Least squares estimation minimizes the sum of squared residuals: Σ(yᵢ - ŷᵢ)². For simple linear regression, this yields slope = r(s_y/s_x) and intercept = ȳ - b·x̄. Least squares is intuitive and optimal under normality.
Fit linear regression by hand for a small dataset. Visualize residuals and understand what minimizing their squared sum means geometrically. Compare least squares to other fitting methods.
Thinking least squares requires normal errors (it gives optimal linear fit regardless). Assuming high R² means good predictions. Not recognizing that outliers can heavily influence least squares estimates.
From your study of linear regression, you know the goal: given paired data (x₁, y₁), ..., (xₙ, yₙ), find the line ŷ = b₀ + b₁x that best describes the relationship between x and y. But "best" needs a precise definition. Least squares estimation defines "best" as the line that minimizes the sum of squared residuals: Σᵢ(yᵢ − ŷᵢ)² = Σᵢ(yᵢ − b₀ − b₁xᵢ)². Each residual yᵢ − ŷᵢ measures how far the observed value falls from the fitted line, and squaring these residuals produces a smooth, differentiable objective function whose minimum can be found analytically.
The minimization is a calculus problem.
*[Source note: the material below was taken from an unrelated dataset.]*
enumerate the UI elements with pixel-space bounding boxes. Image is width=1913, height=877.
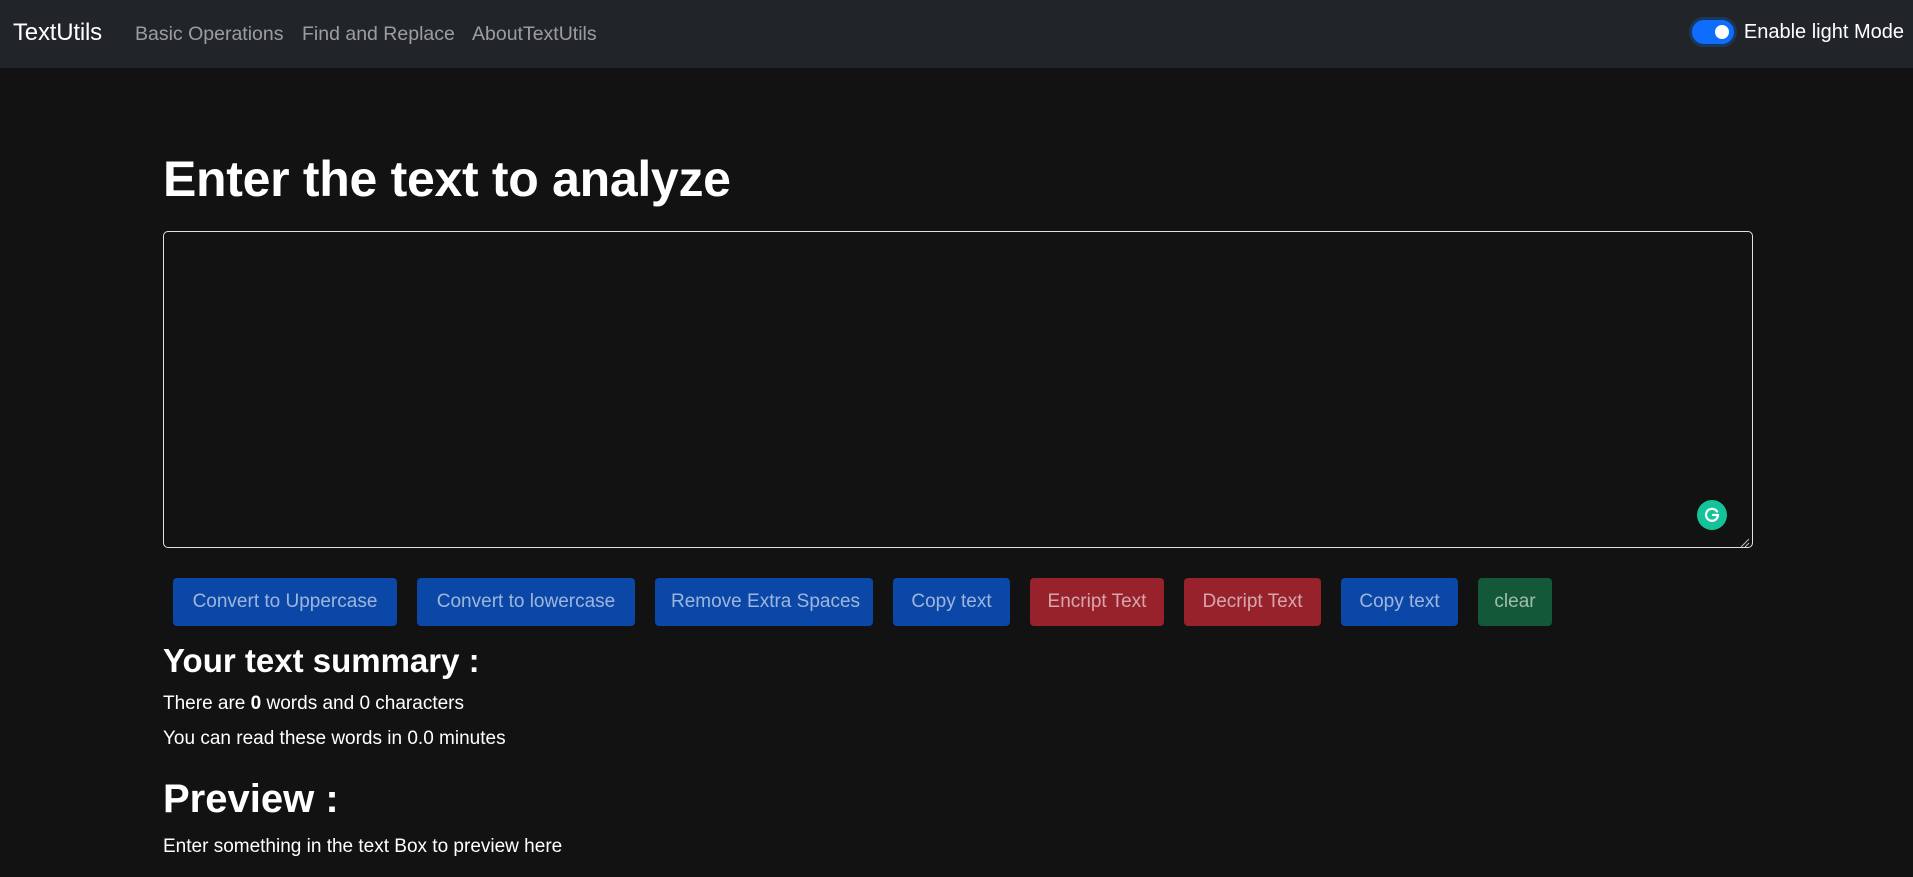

Taking partial derivatives of Σ(yᵢ − b₀ − b₁xᵢ)² with respect to b₀ and b₁, setting them to zero, and solving the resulting system of two linear equations (the normal equations) yields closed-form solutions: b₁ = r · (s_y / s_x) and b₀ = ȳ − b₁x̄, where r is the sample correlation coefficient, s_y and s_x are the sample standard deviations, and x̄ and ȳ are the sample means. The slope b₁ is proportional to the correlation — a natural result, since both measure the strength and direction of the linear relationship. The intercept b₀ ensures the line passes through the point (x̄, ȳ), the center of the data.
Why minimize squared residuals rather than, say, absolute residuals? Squaring has three key consequences. First, it makes the objective function differentiable everywhere, enabling the clean calculus-based solution above — absolute values create a kink at zero that prevents closed-form solutions. Second, squaring penalizes large residuals disproportionately: a residual of 10 contributes 100 to the objective, while a residual of 1 contributes just 1. This means outliers pull the fitted line strongly toward them. Third, under the assumption of normally distributed errors, least squares produces the maximum likelihood estimate — the statistically optimal fit. Without normality, least squares still gives the best linear unbiased estimator (BLUE) by the Gauss-Markov theorem, provided errors have equal variance and are uncorrelated.
A common misconception is that least squares requires normally distributed errors. It does not — the formulas for b₀ and b₁ are purely algebraic and minimize the sum of squared residuals regardless of the error distribution. Normality is only needed for the inferential layer: confidence intervals, t-tests on coefficients, and F-tests for model significance all assume normal errors. Another pitfall is interpreting R² = 1 − (SS_residual / SS_total) as proof of a good model. A high R² means the model explains a large share of variation in the training data, but it says nothing about predictive accuracy on new data. Overfitting, extrapolation, and omitted variables can all produce high R² with poor predictions.